Retail investors are underserved when it comes to exercising their shareholder rights

Data gathered by Tulipshare shows that 71% of US retail investors think companies should be held accountable for the damage they cause to the environment and society, but only 40% of those surveyed had voted at an AGM before.

Tulipshare also found that only 47% of recipients had been notified by their broker about an upcoming AGM and the issues they could vote on at that meeting.

However, it has recently announced the impending launch of a new platform, designed to allow more retail traders and investors around the globe, to take ownership of their investments and learn how to use their shareholder rights effectively, in order to drive positive ethical change.

The platform known as PYS or “Pledge Your Shares” will provide retail investors with early access to shareholder proposals allowing them to vote ahead of Annual General Meetings or AGMs. Regardless of whether they are clients of Tulipshare or not.

The new platform will sit alongside Tulipshare’s existing UK brokerage offering, through which retail traders can invest in target companies, and make their voices heard.

Is this the new face of Ethical Investing?

Well, it’s certainly an interesting concept and of course, we have seen what the power of social trading can achieve when large groups of like-minded inventors come together to focus their attention on a particular stock, or group of stocks.

The meme investing bubble saw effectively worthless, or even bankrupt businesses resurrected, as thousands of retail traders bought stock to confront hedge funds and other short sellers.
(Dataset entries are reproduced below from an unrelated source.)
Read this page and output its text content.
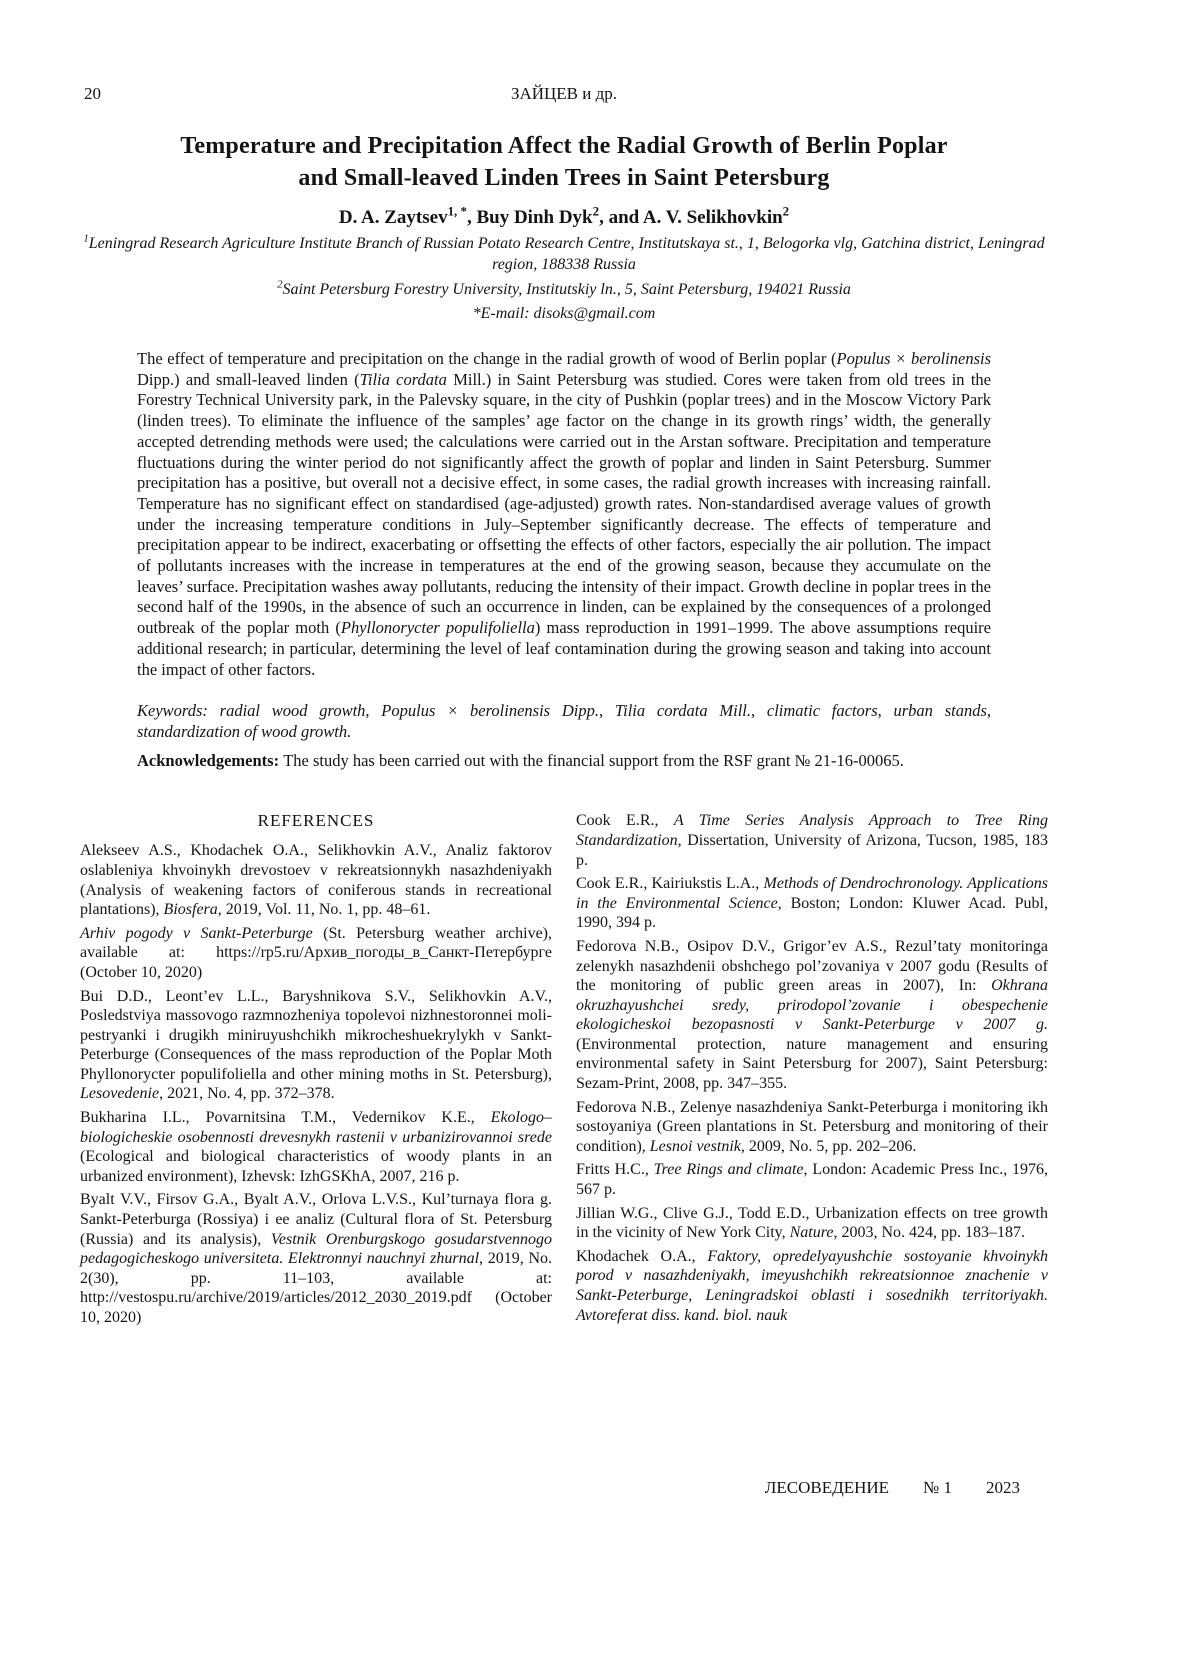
20	ЗАЙЦЕВ и др.
Temperature and Precipitation Affect the Radial Growth of Berlin Poplar
and Small-leaved Linden Trees in Saint Petersburg
D. A. Zaytsev$^{1, *}$, Buy Dinh Dyk$^2$, and A. V. Selikhovkin$^2$
$^1$Leningrad Research Agriculture Institute Branch of Russian Potato Research Centre, Institutskaya st., 1, Belogorka vlg, Gatchina district, Leningrad region, 188338 Russia
$^2$Saint Petersburg Forestry University, Institutskiy ln., 5, Saint Petersburg, 194021 Russia
*E-mail: disoks@gmail.com
The effect of temperature and precipitation on the change in the radial growth of wood of Berlin poplar (Populus × berolinensis Dipp.) and small-leaved linden (Tilia cordata Mill.) in Saint Petersburg was studied. Cores were taken from old trees in the Forestry Technical University park, in the Palevsky square, in the city of Pushkin (poplar trees) and in the Moscow Victory Park (linden trees). To eliminate the influence of the samples’ age factor on the change in its growth rings’ width, the generally accepted detrending methods were used; the calculations were carried out in the Arstan software. Precipitation and temperature fluctuations during the winter period do not significantly affect the growth of poplar and linden in Saint Petersburg. Summer precipitation has a positive, but overall not a decisive effect, in some cases, the radial growth increases with increasing rainfall. Temperature has no significant effect on standardised (age-adjusted) growth rates. Non-standardised average values of growth under the increasing temperature conditions in July–September significantly decrease. The effects of temperature and precipitation appear to be indirect, exacerbating or offsetting the effects of other factors, especially the air pollution. The impact of pollutants increases with the increase in temperatures at the end of the growing season, because they accumulate on the leaves’ surface. Precipitation washes away pollutants, reducing the intensity of their impact. Growth decline in poplar trees in the second half of the 1990s, in the absence of such an occurrence in linden, can be explained by the consequences of a prolonged outbreak of the poplar moth (Phyllonorycter populifoliella) mass reproduction in 1991–1999. The above assumptions require additional research; in particular, determining the level of leaf contamination during the growing season and taking into account the impact of other factors.
Keywords: radial wood growth, Populus × berolinensis Dipp., Tilia cordata Mill., climatic factors, urban stands, standardization of wood growth.
Acknowledgements: The study has been carried out with the financial support from the RSF grant № 21-16-00065.
REFERENCES
Alekseev A.S., Khodachek O.A., Selikhovkin A.V., Analiz faktorov oslableniya khvoinykh drevostoev v rekreatsionnykh nasazhdeniyakh (Analysis of weakening factors of coniferous stands in recreational plantations), Biosfera, 2019, Vol. 11, No. 1, pp. 48–61.
Arhiv pogody v Sankt-Peterburge (St. Petersburg weather archive), available at: https://rp5.ru/Архив_погоды_в_Санкт-Петербурге (October 10, 2020)
Bui D.D., Leont’ev L.L., Baryshnikova S.V., Selikhovkin A.V., Posledstviya massovogo razmnozheniya topolevoi nizhnestoronnei moli-pestryanki i drugikh miniruyushchikh mikrocheshuekrylykh v Sankt-Peterburge (Consequences of the mass reproduction of the Poplar Moth Phyllonorycter populifoliella and other mining moths in St. Petersburg), Lesovedenie, 2021, No. 4, pp. 372–378.
Bukharina I.L., Povarnitsina T.M., Vedernikov K.E., Ekologo–biologicheskie osobennosti drevesnykh rastenii v urbanizirovannoi srede (Ecological and biological characteristics of woody plants in an urbanized environment), Izhevsk: IzhGSKhA, 2007, 216 p.
Byalt V.V., Firsov G.A., Byalt A.V., Orlova L.V.S., Kul’turnaya flora g. Sankt-Peterburga (Rossiya) i ee analiz (Cultural flora of St. Petersburg (Russia) and its analysis), Vestnik Orenburgskogo gosudarstvennogo pedagogicheskogo universiteta. Elektronnyi nauchnyi zhurnal, 2019, No. 2(30), pp. 11–103, available at: http://vestospu.ru/archive/2019/articles/2012_2030_2019.pdf (October 10, 2020)
Cook E.R., A Time Series Analysis Approach to Tree Ring Standardization, Dissertation, University of Arizona, Tucson, 1985, 183 p.
Cook E.R., Kairiukstis L.A., Methods of Dendrochronology. Applications in the Environmental Science, Boston; London: Kluwer Acad. Publ, 1990, 394 p.
Fedorova N.B., Osipov D.V., Grigor’ev A.S., Rezul’taty monitoringa zelenykh nasazhdenii obshchego pol’zovaniya v 2007 godu (Results of the monitoring of public green areas in 2007), In: Okhrana okruzhayushchei sredy, prirodopol’zovanie i obespechenie ekologicheskoi bezopasnosti v Sankt-Peterburge v 2007 g. (Environmental protection, nature management and ensuring environmental safety in Saint Petersburg for 2007), Saint Petersburg: Sezam-Print, 2008, pp. 347–355.
Fedorova N.B., Zelenye nasazhdeniya Sankt-Peterburga i monitoring ikh sostoyaniya (Green plantations in St. Petersburg and monitoring of their condition), Lesnoi vestnik, 2009, No. 5, pp. 202–206.
Fritts H.C., Tree Rings and climate, London: Academic Press Inc., 1976, 567 p.
Jillian W.G., Clive G.J., Todd E.D., Urbanization effects on tree growth in the vicinity of New York City, Nature, 2003, No. 424, pp. 183–187.
Khodachek O.A., Faktory, opredelyayushchie sostoyanie khvoinykh porod v nasazhdeniyakh, imeyushchikh rekreatsionnoe znachenie v Sankt-Peterburge, Leningradskoi oblasti i sosednikh territoriyakh. Avtoreferat diss. kand. biol. nauk
ЛЕСОВЕДЕНИЕ № 1 2023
Some of these were driven into liquidation by massive rallies in stocks such as AMC and Gamestop.

Online trading has helped retail investors in many ways and has bought new investors into the stock market.

However, the boom has not necessarily been beneficial in terms of shareholders’ rights.

And, as Tulipshare have found very few shareholders have voted at an AGM or have been made aware that a meeting was upcoming, or which issues and proposals were up for discussion and a vote. So there is clearly room for change or improvement.

It’s all about achieving critical mass

However like so much in the online world, the success or failure of Tulipshare’s initiative will likely depend on its ability to obtain critical mass. Particularly, when the brokerage fees that the firm charges are fixed at $5.00 per trade.

CEO Antoine Argouges has plenty of experience in building and scaling social apps, however, that was in the dating space, and I can’t help but think that Tulipshare will need to partner with a large US broker to achieve that critical mass.

Tulipshare has previously raised just under $12.0 million in seed capital, but as we saw recently, with the closure of wealth manager Clim8, which ran out of money and was unable to raise more, in an environment where VCs are turning away from startup investing. A narrow product focus is not optimal in the current market.

Funding for European Fintechs fell by -83% in  Q1 2023, when compared to the same period a year earlier, according to data from Dealroom and Sifted.

That means, that a good idea is no longer a guarantee of funding or success, and even eight-figure war chests can be emptied very quickly, particularly when you occupy such a niche position.